Seven Group Chief Executive Ryan Stokes is in line to become chairman of Boral after the conglomerate, controlled by his father and billionaire Kerry Stokes, won control of the construction materials firm, handing it the power to accelerate a come-back of its core Australian operations, according to a recent report by The Australian.
The Seven Group boss won absolute control of Boral on July 15, promising to maintain a board with a majority of independent directors.
Mr Stokes is expected to replace Kathryn Fagg as Boral chair, and also Seven Group CFO Richard Richards will be reinstated on the board together with a possible third director role.
Seven Group first bought into Boral just over a year ago when it bought a 10 per cent stake. This stake hit 52.7 per cent last week, including a three per cent equity swap, which has triggered an automatic two-week extension to Seven’s $7.40 a share offer, according to the report.
The extension is targeted at offering minority shareholders the possibility to accept the bid now that control has passed.
The battle to gain control over one of Australia’s oldest manufacturers has demonstrated how the 80 year-old billionaire maintains the corporate influence and willingness to challenge underperforming companies. The expected promotion of his son Ryan, as Boral chairman, additionally sees a changing of the guard in the Stokes family.
Ryan Stokes has split his corporate job in between the family’s jewels of both media and the Seven Group conglomerate.
He joined the board of Pacific Magazines in 2002, designed the Yahoo! 7 joint venture and also worked alongside his father on its $4.1 billion reverse takeover of West Australian Newspapers in April 2011.
Seven Group, where Mr Stokes has been Chief Executive since 2015, has thrived in recent times with significant moves to buy out of Coates, sell WesTrac China, while also becoming Beach Energy’s biggest shareholder. It made its move on Boral after a string of profit downgrades under previous boss Mike Kane, handing it both direct exposure to an infrastructure-led recovery from the pandemic, and influence on the future direction of the company.
The original $6.50 share takeover offer would never have tempted Boral’s board after being pitched at a nil premium to its share price at the time. Seven conceded it would be happy owning about 30 per cent of Boral yet modified its bid on numerous occasions and now has majority control.
The Seven Group empire owns a diverse range of Kerry Stokes’ interests, including controlling Seven West Media stake, Caterpillar dealerships in NSW, Western Australia and the ACT, Coates Hire and a 30 per cent Beach Energy stake.
There is growing rumours that Seven will press for faster change at the company it now controls.
“Given the more than 50 per cent ownership it is likely a Seven Group representative will be appointed chair of the board in time,” Macquarie analysts said in the report.
Boral’s board will encourage shareholders to turn down Seven Group’s offer, which at $7.40 goes to the bottom end of the independent specialist’s series of $8.25-$ 9.13 per share, also as it conceded its greatest investor now had the power to call the shots.

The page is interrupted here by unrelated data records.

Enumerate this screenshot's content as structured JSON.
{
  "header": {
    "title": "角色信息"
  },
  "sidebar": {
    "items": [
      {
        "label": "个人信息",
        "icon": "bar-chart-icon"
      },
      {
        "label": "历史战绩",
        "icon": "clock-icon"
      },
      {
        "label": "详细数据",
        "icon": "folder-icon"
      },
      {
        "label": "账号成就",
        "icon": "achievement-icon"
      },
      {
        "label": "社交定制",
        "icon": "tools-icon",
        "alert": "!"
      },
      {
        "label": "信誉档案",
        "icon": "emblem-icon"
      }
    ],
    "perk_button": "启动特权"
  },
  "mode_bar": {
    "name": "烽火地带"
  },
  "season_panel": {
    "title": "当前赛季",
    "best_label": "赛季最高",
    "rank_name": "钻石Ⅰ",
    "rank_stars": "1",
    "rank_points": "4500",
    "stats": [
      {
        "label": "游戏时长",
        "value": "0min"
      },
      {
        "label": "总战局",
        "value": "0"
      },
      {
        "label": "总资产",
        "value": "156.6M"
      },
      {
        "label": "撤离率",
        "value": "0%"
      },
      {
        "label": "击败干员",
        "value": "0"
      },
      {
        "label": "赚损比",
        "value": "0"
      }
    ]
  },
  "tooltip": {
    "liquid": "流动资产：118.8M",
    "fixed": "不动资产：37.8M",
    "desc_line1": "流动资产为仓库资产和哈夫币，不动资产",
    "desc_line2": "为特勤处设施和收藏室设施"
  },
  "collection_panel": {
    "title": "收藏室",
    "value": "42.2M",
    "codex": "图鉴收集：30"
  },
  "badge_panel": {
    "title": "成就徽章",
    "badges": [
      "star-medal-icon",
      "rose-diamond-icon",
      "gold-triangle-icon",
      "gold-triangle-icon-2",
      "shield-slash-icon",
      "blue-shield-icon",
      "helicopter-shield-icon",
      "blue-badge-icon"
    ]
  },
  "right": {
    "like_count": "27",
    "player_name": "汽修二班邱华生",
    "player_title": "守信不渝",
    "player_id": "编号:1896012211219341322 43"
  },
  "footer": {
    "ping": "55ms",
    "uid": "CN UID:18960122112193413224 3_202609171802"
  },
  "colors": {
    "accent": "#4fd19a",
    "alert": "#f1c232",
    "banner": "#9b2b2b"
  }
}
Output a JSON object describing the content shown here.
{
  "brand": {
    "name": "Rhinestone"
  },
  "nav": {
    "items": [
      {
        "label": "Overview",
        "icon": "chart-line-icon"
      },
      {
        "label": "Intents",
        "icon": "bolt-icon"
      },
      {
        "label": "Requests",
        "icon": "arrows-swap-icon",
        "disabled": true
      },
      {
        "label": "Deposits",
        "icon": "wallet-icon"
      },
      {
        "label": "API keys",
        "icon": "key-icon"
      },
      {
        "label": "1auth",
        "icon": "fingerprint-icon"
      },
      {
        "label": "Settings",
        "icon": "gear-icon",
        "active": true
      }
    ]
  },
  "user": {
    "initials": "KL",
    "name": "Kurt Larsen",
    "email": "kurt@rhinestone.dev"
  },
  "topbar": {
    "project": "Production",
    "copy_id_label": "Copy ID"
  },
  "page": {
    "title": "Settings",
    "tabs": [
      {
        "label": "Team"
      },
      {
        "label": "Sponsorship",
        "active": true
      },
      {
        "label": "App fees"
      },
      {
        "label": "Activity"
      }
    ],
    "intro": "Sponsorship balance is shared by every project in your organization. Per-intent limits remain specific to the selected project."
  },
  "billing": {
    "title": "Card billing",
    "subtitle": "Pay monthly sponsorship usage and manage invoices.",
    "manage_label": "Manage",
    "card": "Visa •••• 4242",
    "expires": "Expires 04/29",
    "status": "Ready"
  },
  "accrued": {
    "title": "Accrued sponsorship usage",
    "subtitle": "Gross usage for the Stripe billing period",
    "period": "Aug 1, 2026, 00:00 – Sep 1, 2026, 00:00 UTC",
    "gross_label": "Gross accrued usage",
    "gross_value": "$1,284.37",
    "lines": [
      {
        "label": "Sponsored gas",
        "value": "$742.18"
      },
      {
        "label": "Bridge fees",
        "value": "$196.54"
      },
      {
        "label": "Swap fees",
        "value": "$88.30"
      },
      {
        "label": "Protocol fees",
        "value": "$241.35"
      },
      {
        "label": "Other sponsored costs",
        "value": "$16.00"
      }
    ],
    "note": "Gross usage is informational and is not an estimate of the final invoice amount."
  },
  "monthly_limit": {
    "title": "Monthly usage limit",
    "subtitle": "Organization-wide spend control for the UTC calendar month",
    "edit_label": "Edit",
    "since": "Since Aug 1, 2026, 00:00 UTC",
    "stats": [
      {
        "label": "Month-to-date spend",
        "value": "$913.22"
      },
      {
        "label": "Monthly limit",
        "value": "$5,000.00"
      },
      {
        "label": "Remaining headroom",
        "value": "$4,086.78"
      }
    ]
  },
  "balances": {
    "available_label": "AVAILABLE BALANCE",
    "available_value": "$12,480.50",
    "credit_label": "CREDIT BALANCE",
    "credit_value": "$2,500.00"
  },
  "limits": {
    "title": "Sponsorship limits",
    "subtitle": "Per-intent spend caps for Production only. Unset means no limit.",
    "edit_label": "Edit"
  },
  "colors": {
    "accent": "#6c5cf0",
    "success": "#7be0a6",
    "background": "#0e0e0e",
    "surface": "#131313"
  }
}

“Seven Group will be in a position to cast the majority of votes at a general meeting of Boral. As such, Seven Group will be able to control the composition of the Boral Board and influence Boral’s dividend policy, the composition of Boral’s management and the strategic direction of the businesses of Boral and its subsidiaries,” Boral said in its target’s declaration.
Bulk ownership can now see Boral proceed with a sale of its US fly ash organization as Boral weighs a prospective joint venture, strategic alliance, sale to a third party or retaining the business. Rebooting its mainstay Australian unit could also be fast-tracked as part of the ownership shift.
“It appears more likely that Boral will dispose of its fly ash business in the US, given Seven Group’s commentary around focusing on a turnaround of its core Australian operations while the prospect of a significant cash return given its investment in Boral to date also adds weight to that view,” Macquarie reported.
The fly ash business is valued at $1.5 billion by Macquarie. A sale could see $4.9 billion in overall available cash money by the 2022 financial year, reducing concerns over the conglomerate’s own balance sheet.
“That should alleviate any concerns around Seven Group’s increased leverage post the bid. Consolidation of accounts would drive a material improvement in Seven Group’s leverage metrics, while the earnings outlook will benefit if Boral’s transformation plan is executed successfully.”
“With Seven Group’s ownership reaching a level of effective control, we expect more detail will be provided on its strategic views for the medium-term opportunity within Boral and execution of its transformation plan,” the broker said.
Boral sold its US building products business for $US2.15 billion ($2.9 billion) in June however Seven was upset the unit was sold for a loss and rushed through amid its takeover offer. It claimed the construction materials giant should have obtained a bigger pay day given strong United States trading conditions.
The company also sold its half share of the USG Boral plasterboard venture for $1.43 billion in October, placating high profile shareholders including Seven and Tanarra, which had been agitating for asset sales.